CS 107 - Introduction to Scientific Computation Homework #7 |
1. RNA Transcription: DNA and RNA consist of sequences of nucleotides.
DNA nucleotides each contains one of the following bases: adenine, cytosine,
guanine, and thymine, abbreviated A, C, G, and T, respectively. In
bioinformatics, a DNA sequence is often represented as a string made up of these
abbreviated base names (e.g. "GATTACA"). RNA uses uracil (U) in place of
thymine (T). When RNA is transcribed from DNA, the result is a "copy" of
the DNA sequence with uracil (U) substituted in the RNA for each occurrence of
thymine (T) in the DNA. Create a function transcribe.m
that takes a string
of DNA bases, and returns the corresponding string of transcribed RNA bases.
For example:
>> transcribe('GATTACA') ans = GAUUACA
2. RNA Codon Translation: Exercise 8.7. Create a function
rna2amino
that takes two arguments, an RNA nucleotide sequence
string and a starting index, and returns the amino acid sequence string that
would be translated.
Hint: One approach makes use of a switch/case statement to map sets of codons to the smaller number of acids/'Stop'. Another approach would be to start your definition as follows:
function res = rna2amino(bases, startIndex) acids = ['Phe'; 'Ser'; 'Tyr'; 'Cys'; ... 'Phe'; 'Ser'; 'Tyr'; 'Cys'; ... 'Leu'; 'Ser'; 'Stp'; 'Stp'; ... 'Leu'; 'Ser'; 'Stp'; 'Trp'; ... 'Leu'; 'Pro'; 'His'; 'Arg'; ... 'Leu'; 'Pro'; 'His'; 'Arg'; ... 'Leu'; 'Pro'; 'Gln'; 'Arg'; ... 'Leu'; 'Pro'; 'Gln'; 'Arg'; ... 'Ile'; 'Thr'; 'Asn'; 'Ser'; ... 'Ile'; 'Thr'; 'Asn'; 'Ser'; ... 'Ile'; 'Thr'; 'Lys'; 'Arg'; ... 'Met'; 'Thr'; 'Lys'; 'Arg'; ... 'Val'; 'Ala'; 'Asp'; 'Gly'; ... 'Val'; 'Ala'; 'Asp'; 'Gly'; ... 'Val'; 'Ala'; 'Glu'; 'Gly'; ... 'Val'; 'Ala'; 'Glu'; 'Gly'];This is a 64x3 character array that has the take amino acid entries left-to-right, top-to-bottom. Suppose you used strfind('UCAG', base) - 1, to assign an individual base a number (e.g. strfind('UCAG', 'A') - 1 → 2). Consider, for a given codon, how the change of a single base's number in a single position (holding all others fixed) affects the index of the desired acid. Form a mathematical expression from the codon's three base numbers to the acid (converting a 'Stp' result to 'Stop').

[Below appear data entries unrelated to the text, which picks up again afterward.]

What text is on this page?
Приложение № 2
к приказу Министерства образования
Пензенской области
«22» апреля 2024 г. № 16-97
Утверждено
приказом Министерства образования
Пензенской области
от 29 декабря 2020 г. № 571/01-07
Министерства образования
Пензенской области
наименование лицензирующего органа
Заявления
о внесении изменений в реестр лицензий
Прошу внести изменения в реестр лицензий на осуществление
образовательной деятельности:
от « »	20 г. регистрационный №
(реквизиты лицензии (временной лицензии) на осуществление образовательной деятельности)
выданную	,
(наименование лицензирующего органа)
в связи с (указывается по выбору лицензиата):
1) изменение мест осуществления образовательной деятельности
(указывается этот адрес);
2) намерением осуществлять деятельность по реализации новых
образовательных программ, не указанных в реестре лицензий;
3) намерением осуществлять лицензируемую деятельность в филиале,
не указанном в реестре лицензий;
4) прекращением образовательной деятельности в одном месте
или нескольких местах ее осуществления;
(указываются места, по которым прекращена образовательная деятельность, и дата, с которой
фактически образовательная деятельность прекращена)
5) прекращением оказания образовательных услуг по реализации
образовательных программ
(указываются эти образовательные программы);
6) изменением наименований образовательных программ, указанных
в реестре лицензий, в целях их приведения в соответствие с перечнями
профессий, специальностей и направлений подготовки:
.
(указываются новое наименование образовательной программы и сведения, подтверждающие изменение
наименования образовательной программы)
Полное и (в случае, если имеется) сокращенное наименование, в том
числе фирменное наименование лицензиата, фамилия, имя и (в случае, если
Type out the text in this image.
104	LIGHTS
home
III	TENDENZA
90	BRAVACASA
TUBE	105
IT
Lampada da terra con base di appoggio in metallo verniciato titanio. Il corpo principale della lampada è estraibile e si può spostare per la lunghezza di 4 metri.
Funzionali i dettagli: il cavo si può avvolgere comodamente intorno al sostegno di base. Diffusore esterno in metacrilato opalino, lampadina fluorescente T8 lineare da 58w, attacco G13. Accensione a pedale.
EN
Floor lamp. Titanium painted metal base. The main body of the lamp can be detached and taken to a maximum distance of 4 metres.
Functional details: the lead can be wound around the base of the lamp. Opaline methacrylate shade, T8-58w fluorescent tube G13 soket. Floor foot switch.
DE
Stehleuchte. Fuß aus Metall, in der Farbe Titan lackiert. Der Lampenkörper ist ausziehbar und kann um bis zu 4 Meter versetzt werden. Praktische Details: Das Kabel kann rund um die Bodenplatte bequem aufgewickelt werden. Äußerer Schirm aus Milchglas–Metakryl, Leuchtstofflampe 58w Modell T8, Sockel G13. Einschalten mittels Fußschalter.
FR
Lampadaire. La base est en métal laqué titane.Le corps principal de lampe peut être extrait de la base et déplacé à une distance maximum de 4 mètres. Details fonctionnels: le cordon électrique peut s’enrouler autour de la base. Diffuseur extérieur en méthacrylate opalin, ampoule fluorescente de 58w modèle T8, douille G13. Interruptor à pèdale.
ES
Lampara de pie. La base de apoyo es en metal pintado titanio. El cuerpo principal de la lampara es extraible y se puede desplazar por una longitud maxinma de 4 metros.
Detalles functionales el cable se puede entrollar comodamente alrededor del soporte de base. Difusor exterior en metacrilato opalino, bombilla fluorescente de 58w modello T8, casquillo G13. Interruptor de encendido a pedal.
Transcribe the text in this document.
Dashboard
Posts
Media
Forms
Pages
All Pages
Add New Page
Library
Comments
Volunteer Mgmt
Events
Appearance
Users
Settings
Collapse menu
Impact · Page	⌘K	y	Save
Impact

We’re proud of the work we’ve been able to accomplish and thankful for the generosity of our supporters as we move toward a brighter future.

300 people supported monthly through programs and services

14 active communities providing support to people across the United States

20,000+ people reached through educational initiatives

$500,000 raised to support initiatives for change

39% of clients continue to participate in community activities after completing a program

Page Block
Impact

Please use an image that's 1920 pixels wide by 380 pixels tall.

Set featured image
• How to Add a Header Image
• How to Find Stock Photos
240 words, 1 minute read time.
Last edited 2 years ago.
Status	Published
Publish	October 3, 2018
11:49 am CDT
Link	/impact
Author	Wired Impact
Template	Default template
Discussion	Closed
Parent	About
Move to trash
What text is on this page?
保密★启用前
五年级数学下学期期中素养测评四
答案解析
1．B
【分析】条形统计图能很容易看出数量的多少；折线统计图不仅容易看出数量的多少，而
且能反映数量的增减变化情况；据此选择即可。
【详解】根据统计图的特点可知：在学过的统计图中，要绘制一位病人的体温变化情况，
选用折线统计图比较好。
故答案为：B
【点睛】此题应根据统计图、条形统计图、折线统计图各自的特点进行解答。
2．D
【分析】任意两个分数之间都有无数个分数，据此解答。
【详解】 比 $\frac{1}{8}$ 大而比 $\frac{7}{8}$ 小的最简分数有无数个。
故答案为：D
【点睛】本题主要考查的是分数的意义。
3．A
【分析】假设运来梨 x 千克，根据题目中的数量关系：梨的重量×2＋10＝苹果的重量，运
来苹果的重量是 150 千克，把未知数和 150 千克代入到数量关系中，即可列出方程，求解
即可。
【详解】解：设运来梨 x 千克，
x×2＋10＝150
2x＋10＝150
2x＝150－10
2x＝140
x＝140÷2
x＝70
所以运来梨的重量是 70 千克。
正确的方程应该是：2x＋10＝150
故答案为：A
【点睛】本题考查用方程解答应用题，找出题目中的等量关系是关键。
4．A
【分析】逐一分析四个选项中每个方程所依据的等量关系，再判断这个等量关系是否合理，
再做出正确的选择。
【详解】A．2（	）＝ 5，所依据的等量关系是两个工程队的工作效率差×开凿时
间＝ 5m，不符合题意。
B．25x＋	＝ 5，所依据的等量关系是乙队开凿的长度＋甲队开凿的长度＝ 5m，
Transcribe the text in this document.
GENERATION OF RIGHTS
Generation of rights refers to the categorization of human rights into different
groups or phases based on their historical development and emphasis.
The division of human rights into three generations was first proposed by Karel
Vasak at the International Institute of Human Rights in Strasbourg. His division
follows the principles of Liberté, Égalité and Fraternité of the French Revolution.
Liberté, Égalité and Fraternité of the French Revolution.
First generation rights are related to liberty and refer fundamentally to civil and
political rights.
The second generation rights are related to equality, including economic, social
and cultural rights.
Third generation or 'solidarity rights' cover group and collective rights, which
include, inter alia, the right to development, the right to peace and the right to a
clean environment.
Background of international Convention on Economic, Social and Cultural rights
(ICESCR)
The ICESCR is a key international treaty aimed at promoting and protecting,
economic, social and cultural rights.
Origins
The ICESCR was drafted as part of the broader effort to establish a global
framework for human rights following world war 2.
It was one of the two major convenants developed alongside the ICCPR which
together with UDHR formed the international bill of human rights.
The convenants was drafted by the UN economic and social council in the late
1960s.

3. Dot Plot: A dot plot is a means of visually comparing similarity of two base sequences. Given two strings s1 and s2 of bases, coordinate (i, j) of the plot is black if s1(i) == s2(j), and is white otherwise. NOTE: Strings s1 and s2 may have different lengths. We'll accomplish this by building a 2D array (i.e. a matrix) x of 0's and 1's, corresponding to mismatches and matches, respectively. We plot them as follows:
colormap(gray(2)); image(2 - x); axis ij; axis square;
For example,
dotPlot('gattaca','gattaca')
yields
Create function
dotPlot
that takes two base sequence strings, computes the dotplot
data matrix, plots it as above, and returns the dotplot matrix.